The blueprints cover several layers of deployment, from rack-level integration to in-row cooling distribution units and site-level infrastructure. The designs include medium-voltage transformers, low-voltage distribution, rack-level power shelves and battery backup options.

Each Vera Rubin NVL72 rack includes four 110kW power shelves with redundant 18.3kW power supply units, according to Supermicro. The portfolio also includes battery energy storage options for sites that need backup power.

Reference architecture

The new blueprints align with NVIDIA's latest reference architecture for Vera Rubin systems. That matters because buyers of large AI clusters are increasingly looking for standardised deployment patterns that can shorten design cycles and reduce integration risk.

At the centre of the design is a scalable unit containing 1,152 NVIDIA Rubin GPUs and 331TB of HBM4 GPU memory. The blueprint also includes 16 compute racks, six networking racks, four high-performance storage racks and two context memory storage platform racks.

Networking support includes NVIDIA Spectrum-X Ethernet and NVIDIA Quantum-X800 InfiniBand, with throughput of up to 1.6TB/s for the compute fabric. Supermicro added that options will be available for silicon photonics networking with co-packaged optics.

Storage is based on Supermicro's Petascale server platform for NVMe-tier application storage and model checkpointing. The context memory storage platform racks are intended for long-context inference, retrieval workloads and related AI processing tasks.

Software layer

Supermicro is also bundling management software with the blueprint. Its SuperCloud Composer and SuperCloud Director tools provide infrastructure control from bare-metal management to multi-tenant workload orchestration, alongside NVIDIA AI software including NVIDIA AI Enterprise and NVIDIA Run:ai.

The software is aimed at operators running either single-tenant or multi-tenant environments. It also includes asset tracking, with data on physical equipment and sensors across components such as cooling distribution units.

Much of the integration work is handled before delivery through Supermicro's manufacturing operations in the US. That includes racking, cabling and system testing at both system and cluster level, followed by on-site placement, power and cooling connections, software installation and validation.
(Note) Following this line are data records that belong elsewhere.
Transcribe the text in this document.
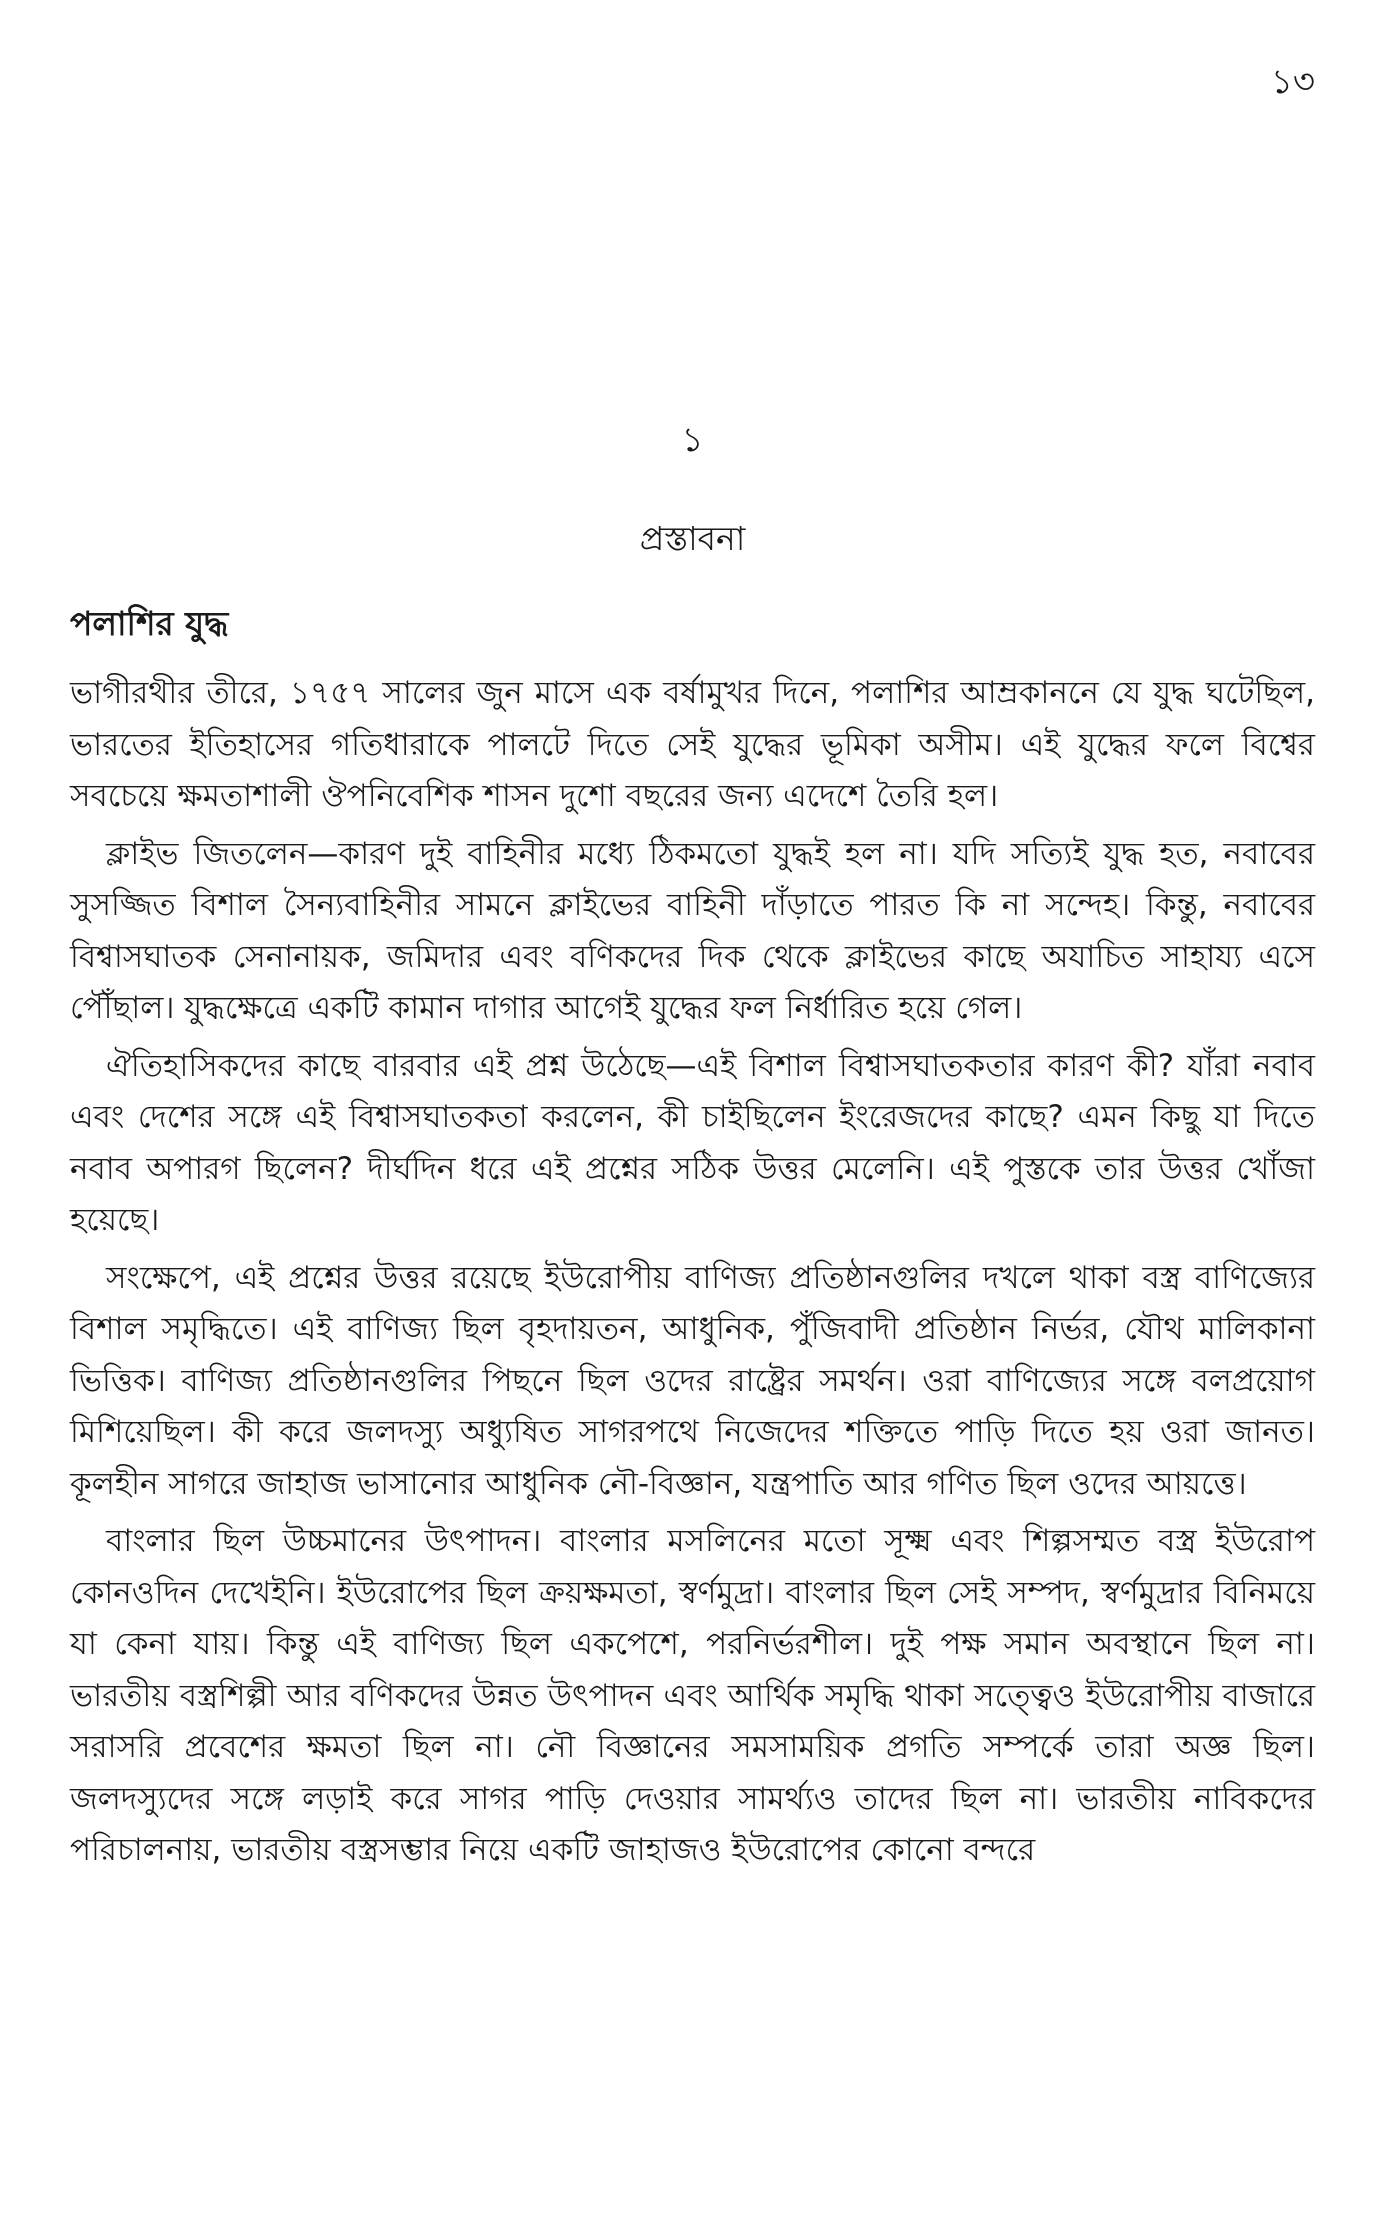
১৩
১
প্রস্তাবনা
পলাশির যুদ্ধ

ভাগীরথীর তীরে, ১৭৫৭ সালের জুন মাসে এক বর্ষামুখর দিনে, পলাশির আম্রকাননে যে যুদ্ধ ঘটেছিল, ভারতের ইতিহাসের গতিধারাকে পালটে দিতে সেই যুদ্ধের ভূমিকা অসীম। এই যুদ্ধের ফলে বিশ্বের সবচেয়ে ক্ষমতাশালী ঔপনিবেশিক শাসন দুশো বছরের জন্য এদেশে তৈরি হল।

ক্লাইভ জিতলেন—কারণ দুই বাহিনীর মধ্যে ঠিকমতো যুদ্ধই হল না। যদি সত্যিই যুদ্ধ হত, নবাবের সুসজ্জিত বিশাল সৈন্যবাহিনীর সামনে ক্লাইভের বাহিনী দাঁড়াতে পারত কি না সন্দেহ। কিন্তু, নবাবের বিশ্বাসঘাতক সেনানায়ক, জমিদার এবং বণিকদের দিক থেকে ক্লাইভের কাছে অযাচিত সাহায্য এসে পৌঁছাল। যুদ্ধক্ষেত্রে একটি কামান দাগার আগেই যুদ্ধের ফল নির্ধারিত হয়ে গেল।

ঐতিহাসিকদের কাছে বারবার এই প্রশ্ন উঠেছে—এই বিশাল বিশ্বাসঘাতকতার কারণ কী? যাঁরা নবাব এবং দেশের সঙ্গে এই বিশ্বাসঘাতকতা করলেন, কী চাইছিলেন ইংরেজদের কাছে? এমন কিছু যা দিতে নবাব অপারগ ছিলেন? দীর্ঘদিন ধরে এই প্রশ্নের সঠিক উত্তর মেলেনি। এই পুস্তকে তার উত্তর খোঁজা হয়েছে।

সংক্ষেপে, এই প্রশ্নের উত্তর রয়েছে ইউরোপীয় বাণিজ্য প্রতিষ্ঠানগুলির দখলে থাকা বস্ত্র বাণিজ্যের বিশাল সমৃদ্ধিতে। এই বাণিজ্য ছিল বৃহদায়তন, আধুনিক, পুঁজিবাদী প্রতিষ্ঠান নির্ভর, যৌথ মালিকানা ভিত্তিক। বাণিজ্য প্রতিষ্ঠানগুলির পিছনে ছিল ওদের রাষ্ট্রের সমর্থন। ওরা বাণিজ্যের সঙ্গে বলপ্রয়োগ মিশিয়েছিল। কী করে জলদস্যু অধ্যুষিত সাগরপথে নিজেদের শক্তিতে পাড়ি দিতে হয় ওরা জানত। কূলহীন সাগরে জাহাজ ভাসানোর আধুনিক নৌ-বিজ্ঞান, যন্ত্রপাতি আর গণিত ছিল ওদের আয়ত্তে।

বাংলার ছিল উচ্চমানের উৎপাদন। বাংলার মসলিনের মতো সূক্ষ্ম এবং শিল্পসম্মত বস্ত্র ইউরোপ কোনওদিন দেখেইনি। ইউরোপের ছিল ক্রয়ক্ষমতা, স্বর্ণমুদ্রা। বাংলার ছিল সেই সম্পদ, স্বর্ণমুদ্রার বিনিময়ে যা কেনা যায়। কিন্তু এই বাণিজ্য ছিল একপেশে, পরনির্ভরশীল। দুই পক্ষ সমান অবস্থানে ছিল না। ভারতীয় বস্ত্রশিল্পী আর বণিকদের উন্নত উৎপাদন এবং আর্থিক সমৃদ্ধি থাকা সত্ত্বেও ইউরোপীয় বাজারে সরাসরি প্রবেশের ক্ষমতা ছিল না। নৌ বিজ্ঞানের সমসাময়িক প্রগতি সম্পর্কে তারা অজ্ঞ ছিল। জলদস্যুদের সঙ্গে লড়াই করে সাগর পাড়ি দেওয়ার সামর্থ্যও তাদের ছিল না। ভারতীয় নাবিকদের পরিচালনায়, ভারতীয় বস্ত্রসম্ভার নিয়ে একটি জাহাজও ইউরোপের কোনো বন্দরে
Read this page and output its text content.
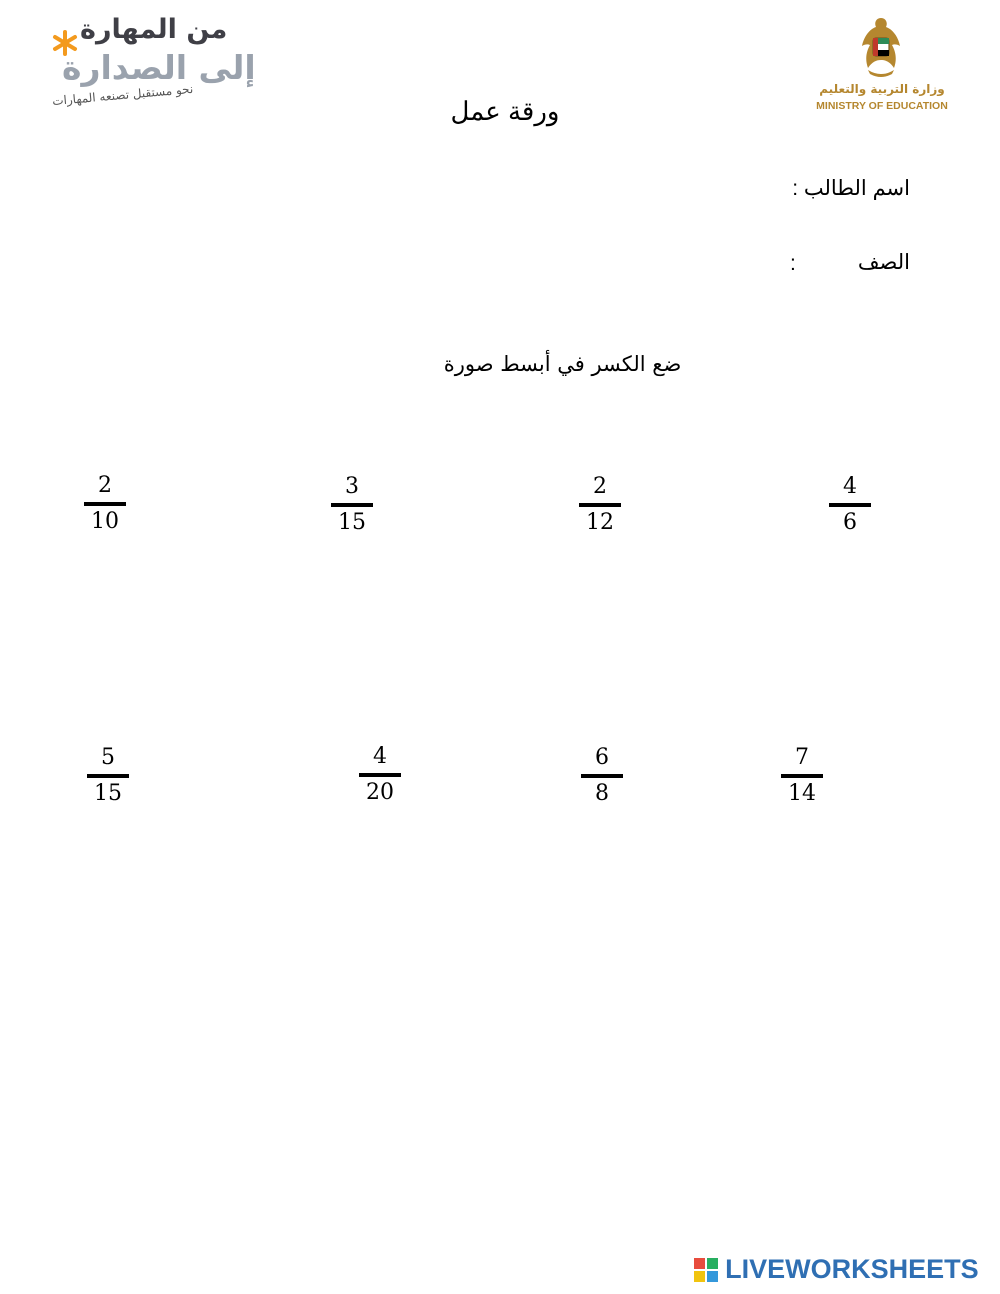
من المهارة
إلى الصدارة
نحو مستقبل تصنعه المهارات	وزارة التربية والتعليم
MINISTRY OF EDUCATION
ورقة عمل
اسم الطالب :
الصف
:
ضع الكسر في أبسط صورة
2
10
3
15
2
12
4
6
5
15
4
20
6
8
7
14
LIVEWORKSHEETS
Supermicro said it has already deployed liquid-cooled AI facilities with more than 100,000 GPUs. It is now using that experience to present a more standardised method for customers looking to expand beyond individual clusters to very large AI sites.

Charles Liang, President and Chief Executive Officer of Supermicro, said the offering is designed to give customers a single route from design through deployment. "The NVIDIA Vera Rubin NVL72 platform sets a new standard for AI factory performance, and our DCBBS Blueprints give customers a proven, end-to-end path to build at any scale - from 5MW to 1GW," Liang said.

He added: "We have delivered some of the earliest and largest liquid-cooled AI factories, and that experience is built into every Blueprint - so our customers can move from design to fully operational faster than ever before."